Mas a luta das mulheres indígenas aqui é longa e difícil. Como uma área de enorme beleza natural, a terra Tikuna foi recentemente sujeita à exploração turística, o que trouxe uma certa prosperidade, sem dúvida, mas ao mesmo tempo levou a uma proliferação de atividades ilícitas de todos os tipos. Entre as mais dolorosas e perversas, estão o tráfico de crianças, prostituição infantil e de jovens indígenas adolescentes, agredidas por turistas e outros tipos inescrupulosos.
No ano passado, foram detidos em Puerto Nariño vários indivíduos envolvidos na exploração sexual de meninas e adolescentes colombianas, peruanas e brasileiras. A porosidade da fronteira e a facilidade de mudar de jurisdição nacional em 15 minutos de canoa ao atravessar o rio, favorece a impunidade do crime.
O mesmo é válido para o tráfico de madeira obtida ilegalmente. Não parece ser uma atividade em grande escala, mas barco após barco, a madeira desce o Amazonas, atravessa fronteiras, quebra regulamentos. Ou com a pesca do pirarucu, um saboroso peixe amazônico, cuja caça é proibida na Colômbia durante alguns meses, mas não no Brasil ou no Peru. Como resultado, o peixe acaba sendo consumido também deste lado da fronteira, tornando praticamente impossível determinar sua nacionalidade.

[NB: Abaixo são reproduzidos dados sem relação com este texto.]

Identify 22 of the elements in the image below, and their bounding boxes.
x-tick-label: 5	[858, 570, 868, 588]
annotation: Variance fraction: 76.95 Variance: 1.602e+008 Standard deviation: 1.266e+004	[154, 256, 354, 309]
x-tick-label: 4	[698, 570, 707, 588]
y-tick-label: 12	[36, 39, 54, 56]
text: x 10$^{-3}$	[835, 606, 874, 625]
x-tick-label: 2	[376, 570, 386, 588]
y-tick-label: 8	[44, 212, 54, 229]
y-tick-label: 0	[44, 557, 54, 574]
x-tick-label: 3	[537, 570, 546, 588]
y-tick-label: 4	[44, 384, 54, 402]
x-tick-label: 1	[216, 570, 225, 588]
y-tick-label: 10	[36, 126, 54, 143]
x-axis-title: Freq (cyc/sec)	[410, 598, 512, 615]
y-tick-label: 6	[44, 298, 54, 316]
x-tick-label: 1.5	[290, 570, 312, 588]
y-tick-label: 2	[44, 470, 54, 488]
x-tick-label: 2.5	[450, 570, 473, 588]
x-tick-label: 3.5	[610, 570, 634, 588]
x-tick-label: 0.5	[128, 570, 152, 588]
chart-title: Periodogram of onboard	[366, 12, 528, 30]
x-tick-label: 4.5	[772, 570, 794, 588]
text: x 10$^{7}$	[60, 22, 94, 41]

Mas a covid-19, que chegou com toda a sua força incontrolável à Amazônia, trouxe ainda mais incerteza a essa dinâmica já complexa. Mais de 350 mortes e quase 15.000 infectados (dados de 30 de julho) são o prelúdio do que pode acabar acontecendo no território fronteiriço onde moram Lilia e sua família.

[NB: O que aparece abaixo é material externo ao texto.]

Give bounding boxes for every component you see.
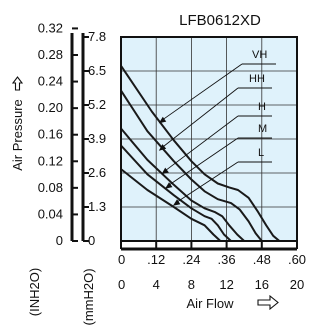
series-label-hh: HH bbox=[249, 73, 265, 85]
series-line-hh bbox=[120, 90, 263, 242]
series-line-m bbox=[120, 144, 232, 242]
y-axis-right: 7.8 6.5 5.2 3.9 2.6 1.3 0 bbox=[81, 29, 106, 248]
x-top-tick-label: .36 bbox=[218, 252, 236, 267]
left-tick-label: 0.28 bbox=[38, 47, 63, 62]
right-tick-label: 7.8 bbox=[88, 29, 106, 44]
right-tick-label: 0 bbox=[88, 233, 95, 248]
x-axis-top: 0 .12 .24 .36 .48 .60 bbox=[118, 242, 306, 267]
x-axis-title: Air Flow bbox=[187, 296, 235, 311]
callout-leader-h bbox=[164, 115, 239, 172]
series-label-l: L bbox=[258, 147, 264, 159]
callout-leader-hh bbox=[161, 87, 239, 149]
left-tick-label: 0.24 bbox=[38, 74, 63, 89]
left-tick-label: 0.04 bbox=[38, 206, 63, 221]
left-tick-label: 0.20 bbox=[38, 100, 63, 115]
y-unit-right: (mmH2O) bbox=[81, 268, 96, 325]
y-axis-left: 0.32 0.28 0.24 0.20 0.16 0.12 0.08 0.04 0 bbox=[38, 20, 78, 248]
x-bottom-tick-label: 0 bbox=[118, 277, 125, 292]
x-top-tick-label: .60 bbox=[288, 252, 306, 267]
x-bottom-tick-label: 12 bbox=[219, 277, 233, 292]
y-axis-title: Air Pressure bbox=[10, 99, 25, 171]
left-tick-label: 0.12 bbox=[38, 153, 63, 168]
series-label-vh: VH bbox=[252, 49, 267, 61]
callout-arrowhead-hh bbox=[158, 144, 167, 151]
right-tick-label: 5.2 bbox=[88, 97, 106, 112]
left-tick-label: 0.16 bbox=[38, 127, 63, 142]
x-bottom-tick-label: 16 bbox=[255, 277, 269, 292]
left-tick-label: 0.08 bbox=[38, 180, 63, 195]
x-top-tick-label: 0 bbox=[118, 252, 125, 267]
plot-frame bbox=[120, 36, 298, 242]
x-top-tick-label: .24 bbox=[182, 252, 200, 267]
grid bbox=[121, 37, 297, 241]
callout-arrowhead-l bbox=[172, 199, 181, 206]
x-bottom-tick-label: 4 bbox=[153, 277, 160, 292]
plot-border bbox=[120, 36, 298, 242]
series-label-h: H bbox=[258, 101, 266, 113]
left-tick-label: 0.32 bbox=[38, 20, 63, 35]
x-bottom-tick-label: 8 bbox=[188, 277, 195, 292]
callout-leader-l bbox=[175, 161, 239, 204]
x-bottom-tick-label: 20 bbox=[290, 277, 304, 292]
series-line-vh bbox=[120, 65, 281, 242]
x-top-tick-label: .12 bbox=[147, 252, 165, 267]
right-tick-label: 2.6 bbox=[88, 165, 106, 180]
series-label-m: M bbox=[258, 123, 267, 135]
chart-title: LFB0612XD bbox=[179, 12, 261, 29]
y-unit-left: (INH2O) bbox=[27, 268, 42, 316]
right-tick-label: 6.5 bbox=[88, 63, 106, 78]
series-line-h bbox=[120, 127, 245, 242]
x-axis-bottom: 0 4 8 12 16 20 bbox=[118, 277, 304, 292]
left-tick-label: 0 bbox=[56, 233, 63, 248]
callout-leader-m bbox=[167, 137, 239, 187]
y-axis-arrow-icon bbox=[11, 76, 24, 91]
callout-arrowhead-vh bbox=[158, 116, 167, 124]
right-tick-label: 3.9 bbox=[88, 131, 106, 146]
callout-arrowhead-h bbox=[161, 167, 169, 175]
x-top-tick-label: .48 bbox=[253, 252, 271, 267]
series-line-l bbox=[120, 168, 222, 242]
callout-leader-vh bbox=[161, 63, 243, 121]
x-axis-arrow-icon bbox=[257, 294, 279, 311]
series-lines bbox=[120, 65, 281, 242]
callout-arrowhead-m bbox=[165, 182, 173, 189]
right-tick-label: 1.3 bbox=[88, 199, 106, 214]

Além disso, a restrição da mobilidade também reduziu os controles ambientais sobre os afluentes. Agora, o desafio como comunidade proteger-se para evitar a propagação do vírus. “No início foi um pesadelo para nós, principalmente ouvir que era uma doença que não tinha cura, mas nos tratamos com base nas folhas e cascas das plantas”, diz Lilia, apegada à fé no saber ancestral e espírito de luta dessas comunidades indígenas para as quais, desde os tempos da conquista, resistir é existir.
Apesar das inseguranças deste território distante, Lilia está determinada a defender a floresta e o mundo aquático que a habita, dia após dia. Após alguns dias, ela leva o pequeno peixe-boi para Leticia, capital do departamento do Amazonas na região fronteiriça, onde há melhores instalações para seus cuidados.
Os xamãs dizem que entrar na água é como levantar uma cortina, e cruzar para o outro lado. É como atravessar a porta para outro mundo. E Lilia sabe que este mundo está se afastando destes territórios a uma velocidade já inalcançável.
Mas ela também sabe que ainda há uma oportunidade para que a água, a vida selvagem e a floresta tropical preservem uma harmonia universal que era, no passado, sua única natureza. Essa é sua luta.